We’ve discussed that book on my show: 9 Presidents Who Screwed Up America — and Four Who Tried to Save Her.
And based on their comments, it was obvious they hadn’t even read it.
I wouldn’t do that to my worst enemy. Writing a book is extremely hard work. You owe it to an author to read a book before commenting on it, period.
The rush of reviews stemmed from a promotion of the book that appeared on AOL.
Most of these angry reviews consisted of people demanding to know why the Bushes weren’t among the presidents who screwed up America. That proves it’s a terrible book!
Of course, had they read it, they would have found both Bushes appropriately denounced — the first on pp. 161-168, and the second on pp. 173-179 — and duly ranked among Brion’s presidents who screwed up America.
These alleged reviewers were judging the book, quite literally, by its cover. The Bushes aren’t on the cover, so the jerks who reviewed a book they hadn’t read announced to the world that these presidents weren’t in the book at all.
A “professor” then urged everyone not to buy the book — again, not because he’d read it (no U.S. history professor reads anything outside the predictable academic echo chamber), but because of course no reputable historian lists Lincoln, Teddy Roosevelt, FDR, and LBJ among the worst presidents.
But why should we care how the bulk of historians rank the presidents? Dissenting historians like Brion and me know as well as they do what these men did. Where we differ is whether we approve of those things. Academic historians evidently don’t think we’re allowed to dissent from their ethical judgments.
Well, we do dissent.
Brion and I also understand economics. So we know it isn’t enough to say, “President X passed the Make Everyone Rich Act, and that’s great, because making everyone rich sounds like an awesome thing to do.” We understand cause and effect, and we bring a theoretical apparatus to our work that helps us understand the real truth behind complex phenomena.

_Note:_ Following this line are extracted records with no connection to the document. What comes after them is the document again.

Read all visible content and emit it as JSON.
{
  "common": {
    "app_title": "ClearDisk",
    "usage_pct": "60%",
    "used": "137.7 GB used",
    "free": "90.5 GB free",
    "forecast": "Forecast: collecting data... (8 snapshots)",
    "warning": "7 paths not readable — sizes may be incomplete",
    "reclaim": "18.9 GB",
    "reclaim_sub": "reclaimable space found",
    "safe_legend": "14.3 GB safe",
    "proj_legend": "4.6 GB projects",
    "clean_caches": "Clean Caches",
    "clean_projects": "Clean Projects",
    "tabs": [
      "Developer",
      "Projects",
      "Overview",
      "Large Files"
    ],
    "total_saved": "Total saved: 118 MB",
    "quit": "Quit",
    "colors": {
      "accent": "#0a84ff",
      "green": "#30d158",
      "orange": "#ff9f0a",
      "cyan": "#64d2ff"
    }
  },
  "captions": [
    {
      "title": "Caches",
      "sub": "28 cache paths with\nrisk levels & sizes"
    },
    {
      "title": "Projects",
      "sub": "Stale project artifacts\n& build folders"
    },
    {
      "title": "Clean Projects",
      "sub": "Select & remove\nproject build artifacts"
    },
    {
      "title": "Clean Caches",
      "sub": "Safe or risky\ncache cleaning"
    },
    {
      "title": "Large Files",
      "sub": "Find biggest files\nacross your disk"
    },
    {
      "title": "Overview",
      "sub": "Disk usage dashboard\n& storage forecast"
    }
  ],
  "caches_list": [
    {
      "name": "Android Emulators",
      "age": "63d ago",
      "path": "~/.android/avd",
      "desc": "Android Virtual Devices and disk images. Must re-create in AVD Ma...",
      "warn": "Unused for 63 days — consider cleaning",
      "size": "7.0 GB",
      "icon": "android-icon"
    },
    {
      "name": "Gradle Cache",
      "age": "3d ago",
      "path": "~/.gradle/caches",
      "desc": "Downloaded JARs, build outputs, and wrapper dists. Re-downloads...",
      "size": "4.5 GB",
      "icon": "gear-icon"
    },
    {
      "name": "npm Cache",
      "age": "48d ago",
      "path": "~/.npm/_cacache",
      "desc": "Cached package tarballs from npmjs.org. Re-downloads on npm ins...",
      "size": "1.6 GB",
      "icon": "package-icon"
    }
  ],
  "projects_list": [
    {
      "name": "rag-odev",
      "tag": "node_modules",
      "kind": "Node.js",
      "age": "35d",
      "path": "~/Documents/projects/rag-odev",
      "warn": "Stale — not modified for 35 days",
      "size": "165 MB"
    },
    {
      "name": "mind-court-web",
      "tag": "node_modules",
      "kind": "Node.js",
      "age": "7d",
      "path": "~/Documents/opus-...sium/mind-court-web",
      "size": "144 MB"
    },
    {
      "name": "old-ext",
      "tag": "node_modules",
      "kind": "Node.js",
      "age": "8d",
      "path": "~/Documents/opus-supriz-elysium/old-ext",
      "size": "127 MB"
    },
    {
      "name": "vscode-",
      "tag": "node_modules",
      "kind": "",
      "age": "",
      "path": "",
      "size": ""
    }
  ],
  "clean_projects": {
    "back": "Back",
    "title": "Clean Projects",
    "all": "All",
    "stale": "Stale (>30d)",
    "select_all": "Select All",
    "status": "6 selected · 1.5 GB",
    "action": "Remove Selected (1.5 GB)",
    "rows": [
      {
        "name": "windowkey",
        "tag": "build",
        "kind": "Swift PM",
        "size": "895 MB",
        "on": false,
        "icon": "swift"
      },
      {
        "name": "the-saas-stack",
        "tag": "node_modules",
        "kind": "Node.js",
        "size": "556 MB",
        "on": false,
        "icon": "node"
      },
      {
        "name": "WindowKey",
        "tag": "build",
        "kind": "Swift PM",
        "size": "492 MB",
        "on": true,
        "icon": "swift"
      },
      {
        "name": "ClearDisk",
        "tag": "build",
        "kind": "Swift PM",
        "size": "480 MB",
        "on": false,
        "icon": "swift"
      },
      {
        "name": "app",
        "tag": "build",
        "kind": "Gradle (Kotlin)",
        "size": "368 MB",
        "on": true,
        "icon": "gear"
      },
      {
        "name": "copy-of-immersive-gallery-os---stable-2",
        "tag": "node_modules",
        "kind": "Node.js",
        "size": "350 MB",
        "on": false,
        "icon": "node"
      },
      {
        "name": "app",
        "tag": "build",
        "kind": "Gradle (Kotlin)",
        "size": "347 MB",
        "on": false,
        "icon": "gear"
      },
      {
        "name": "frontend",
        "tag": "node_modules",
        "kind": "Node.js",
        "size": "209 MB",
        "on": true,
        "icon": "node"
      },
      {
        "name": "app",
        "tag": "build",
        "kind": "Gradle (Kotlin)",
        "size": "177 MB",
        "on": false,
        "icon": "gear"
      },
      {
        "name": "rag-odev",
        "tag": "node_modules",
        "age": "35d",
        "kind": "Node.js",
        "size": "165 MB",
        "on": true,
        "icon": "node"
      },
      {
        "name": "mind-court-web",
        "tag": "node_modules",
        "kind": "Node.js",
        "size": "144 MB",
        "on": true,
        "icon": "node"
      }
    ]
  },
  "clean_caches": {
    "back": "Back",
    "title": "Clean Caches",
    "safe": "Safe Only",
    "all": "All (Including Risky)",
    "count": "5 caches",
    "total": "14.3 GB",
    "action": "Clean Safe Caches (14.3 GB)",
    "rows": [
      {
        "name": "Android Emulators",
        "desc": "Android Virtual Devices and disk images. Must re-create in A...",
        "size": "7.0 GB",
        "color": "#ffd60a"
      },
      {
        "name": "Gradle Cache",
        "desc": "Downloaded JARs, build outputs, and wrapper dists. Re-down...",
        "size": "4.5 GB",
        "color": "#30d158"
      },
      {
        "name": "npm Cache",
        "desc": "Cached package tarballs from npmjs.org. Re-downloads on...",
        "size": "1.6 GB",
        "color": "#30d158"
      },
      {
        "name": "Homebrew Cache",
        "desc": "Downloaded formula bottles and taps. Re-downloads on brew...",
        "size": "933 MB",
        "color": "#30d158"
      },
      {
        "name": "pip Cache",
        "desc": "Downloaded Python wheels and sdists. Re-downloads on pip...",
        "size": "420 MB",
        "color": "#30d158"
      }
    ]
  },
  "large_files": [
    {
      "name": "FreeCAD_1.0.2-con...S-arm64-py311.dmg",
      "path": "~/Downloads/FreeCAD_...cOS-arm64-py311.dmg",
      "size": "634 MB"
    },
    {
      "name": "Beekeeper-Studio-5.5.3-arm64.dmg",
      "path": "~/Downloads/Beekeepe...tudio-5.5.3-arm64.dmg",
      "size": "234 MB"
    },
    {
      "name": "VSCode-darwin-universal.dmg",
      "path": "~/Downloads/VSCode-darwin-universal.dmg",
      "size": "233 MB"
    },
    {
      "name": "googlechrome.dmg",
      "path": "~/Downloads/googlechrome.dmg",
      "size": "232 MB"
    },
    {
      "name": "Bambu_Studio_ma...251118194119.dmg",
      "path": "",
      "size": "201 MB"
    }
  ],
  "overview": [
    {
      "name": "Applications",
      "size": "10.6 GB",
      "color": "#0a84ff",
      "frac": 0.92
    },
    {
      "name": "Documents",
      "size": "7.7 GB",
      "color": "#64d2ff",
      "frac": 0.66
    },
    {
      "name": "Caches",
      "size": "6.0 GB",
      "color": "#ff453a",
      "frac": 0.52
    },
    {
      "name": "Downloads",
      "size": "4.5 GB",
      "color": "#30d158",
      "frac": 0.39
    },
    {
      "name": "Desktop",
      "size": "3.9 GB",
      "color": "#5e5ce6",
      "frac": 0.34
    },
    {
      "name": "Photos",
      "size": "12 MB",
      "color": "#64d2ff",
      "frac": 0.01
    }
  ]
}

That means we know what really happens when a supposedly well-meaning piece of legislation is passed.
Moral of the story: if you like an author’s work, we appreciate it more than you know when you take the time to write a nice review on Amazon. At the very least, you’re neutralizing the review of someone else who didn’t bother to read our work.
Meanwhile, I continue to dig myself out of boxes. Moving is the worst thing in the world.